Ia menyebutkan isu-isu itu domainnya ada di DPR bukan lagi di pemerintah. "Pemerintah memberikan pilihan tetapi nanti keputusannya adalah peristiwa politik," kata Pramono.

Sebelumnya, Presiden Joko Widodo mengatakan RUU Pemilu yang akan diusulkan pemerintah ke DPR tidak terjebak dalam kepentingan politik jangka pendek. "Harus dipastikan UU Pemilu bisa menjamin proses demokrasi, berjalannya demokrasi jujur dan adil," kata Jokowi saat memimpin rapat terbatas yang membahas RUU Penyelenggaraan Pemilu di Kantor Presiden Jakarta, Selasa (13/9).

Presiden mengakui bahwa sejak reformasi, UU Pemilu, baik UU tentang Anggota DPR, DPRD, DPD maupun UU Pemilihan Presiden dan Wakil Presiden telah dirombak beberapa kali. "Bahkan saya lihat setiap pemilu ada perubahan UU Pemilu," ungkapnya. (Baca Juga: Presiden: RUU Pemilu Tidak Terjebak Jangka Pendek)

Jokowi menyatakan, perubahan UU Pemilu ini merupakan sebuah keniscayaan karena sejalan dengan dinamika perubahan sistem ketatanegaraan dan upaya meningkatkan kualitas demokrasi. Menurutnya, RUU ini merupakan persiapan regulasi baru yang menyesuaikanputusan Mahkamah Konstitusi bahwa pemilu legislatif dan pemilihan presiden dilakukan secara bersamaan.

"Untuk itu saya minta dalam rancangan UU yang diusulkan pemerintah subtansinya menyederhanakan, menyelaraskan tiga UU yang sebelumnya terpisah," ungkap Jokowi.

Ketiga UU yang akan disatukan adalah UU Pemilu Anggota DPR, DPRD, DPD (legislatif), UU Pemilihan Presiden dan Wakil Presiden serta UU Penyelenggaraan Pemilu.

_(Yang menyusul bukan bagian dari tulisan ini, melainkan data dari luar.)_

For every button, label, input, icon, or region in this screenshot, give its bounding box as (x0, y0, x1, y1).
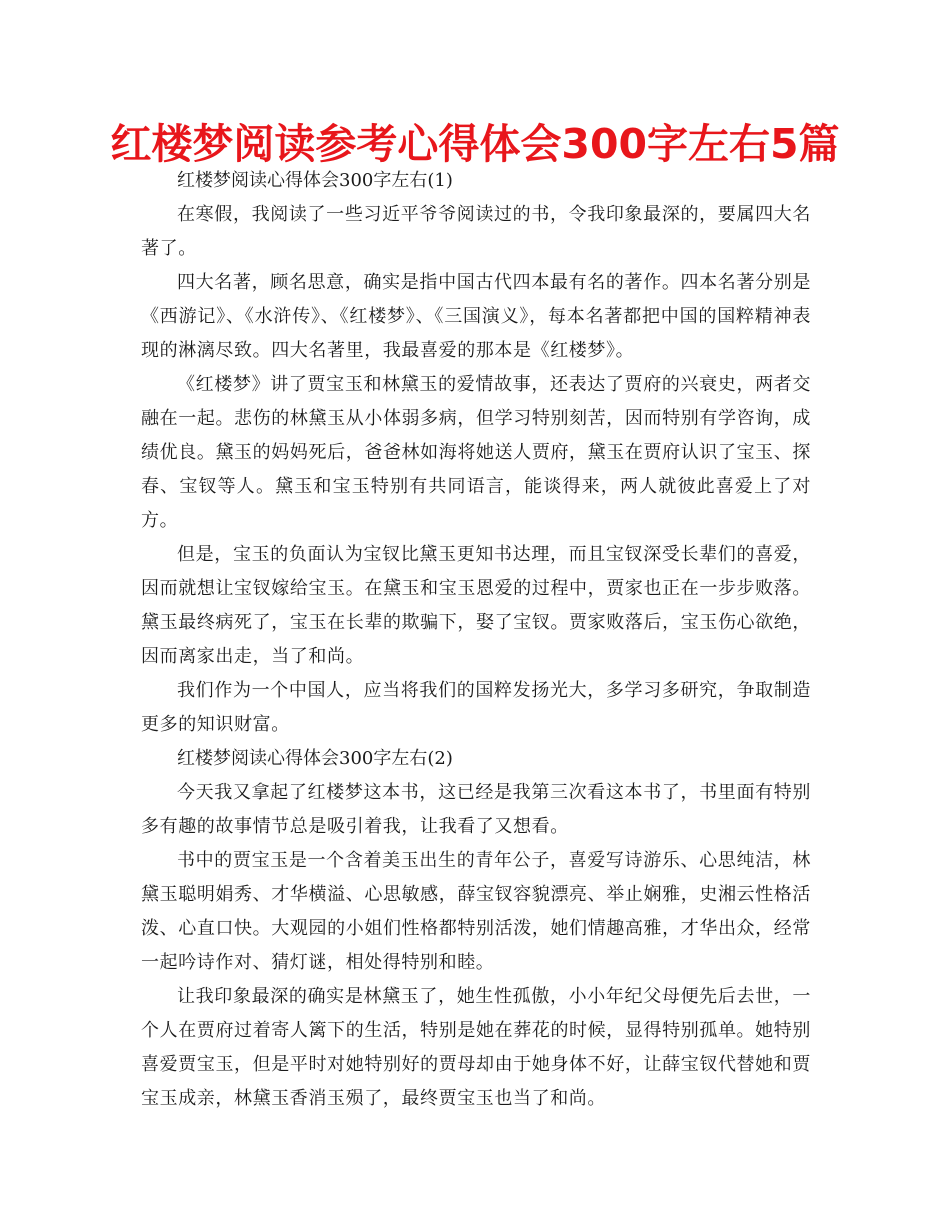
paragraph: 四大名著，顾名思意，确实是指中国古代四本最有名的著作。四本名著分别是《西游记》、《水浒传》、《红楼梦》、《三国演义》，每本名著都把中国的国粹精神表现的淋漓尽致。四大名著里，我最喜爱的那本是《红楼梦》。 (141, 272, 811, 361)
document-body (141, 164, 811, 1116)
paragraph: 今天我又拿起了红楼梦这本书，这已经是我第三次看这本书了，书里面有特别多有趣的故事情节总是吸引着我，让我看了又想看。 (141, 782, 811, 837)
paragraph: 书中的贾宝玉是一个含着美玉出生的青年公子，喜爱写诗游乐、心思纯洁，林黛玉聪明娟秀、才华横溢、心思敏感，薛宝钗容貌漂亮、举止娴雅，史湘云性格活泼、心直口快。大观园的小姐们性格都特别活泼，她们情趣高雅，才华出众，经常一起吟诗作对、猜灯谜，相处得特别和睦。 (141, 850, 811, 973)
document-title: 红楼梦阅读参考心得体会300字左右5篇 (110, 120, 840, 168)
paragraph: 让我印象最深的确实是林黛玉了，她生性孤傲，小小年纪父母便先后去世，一个人在贾府过着寄人篱下的生活，特别是她在葬花的时候，显得特别孤单。她特别喜爱贾宝玉，但是平时对她特别好的贾母却由于她身体不好，让薛宝钗代替她和贾宝玉成亲，林黛玉香消玉殒了，最终贾宝玉也当了和尚。 (141, 986, 811, 1109)
paragraph: 《红楼梦》讲了贾宝玉和林黛玉的爱情故事，还表达了贾府的兴衰史，两者交融在一起。悲伤的林黛玉从小体弱多病，但学习特别刻苦，因而特别有学咨询，成绩优良。黛玉的妈妈死后，爸爸林如海将她送人贾府，黛玉在贾府认识了宝玉、探春、宝钗等人。黛玉和宝玉特别有共同语言，能谈得来，两人就彼此喜爱上了对方。 (141, 374, 811, 531)
paragraph: 在寒假，我阅读了一些习近平爷爷阅读过的书，令我印象最深的，要属四大名著了。 (141, 204, 811, 259)
section-heading-1: 红楼梦阅读心得体会300字左右(1) (177, 170, 453, 191)
paragraph: 我们作为一个中国人，应当将我们的国粹发扬光大，多学习多研究，争取制造更多的知识财富。 (141, 680, 811, 735)
paragraph: 但是，宝玉的负面认为宝钗比黛玉更知书达理，而且宝钗深受长辈们的喜爱，因而就想让宝钗嫁给宝玉。在黛玉和宝玉恩爱的过程中，贾家也正在一步步败落。黛玉最终病死了，宝玉在长辈的欺骗下，娶了宝钗。贾家败落后，宝玉伤心欲绝，因而离家出走，当了和尚。 (141, 544, 811, 667)
section-heading-2: 红楼梦阅读心得体会300字左右(2) (177, 748, 453, 769)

RUU Pemilu ini bertujuan untuk menyempurnakan substansi berdasarkan pengalaman praktik pemilu sebelumnya.

"Baik dari segi teknis penyelenggaraan, tahapan pemilu, tata kelola penyelenggaraan pemilu dan pencegahan praktek politik uang," harap Presiden.

Jokowi juga berharap rancangan UU Pemilu yang baru ini juga bisa jadi instrumen menyederhanakan sistem kepartaian, mewujudkan lembaga perwakilan yang lebih akuntabel, serta memperkuat sistem presidential. Iajuga berharap dalam rumusan UU Pemilu yang baru ini, rumusan pasal-pasalnya tidak menimbulkan multitafsir dan menyulitkan penyelenggara pemilu.

"Untuk itu pemilihan mengenai sistem pemilu, ambang batas parlemen, sistem pencalonan presiden dan wapres, penataan daerah pemilihan, metode konversi suara ke kursi harus betul-betul dikalkulasi secara matang sehingga menghadirkan pemerintahan yang efektif dan anggota legislatif yang baik," katanya.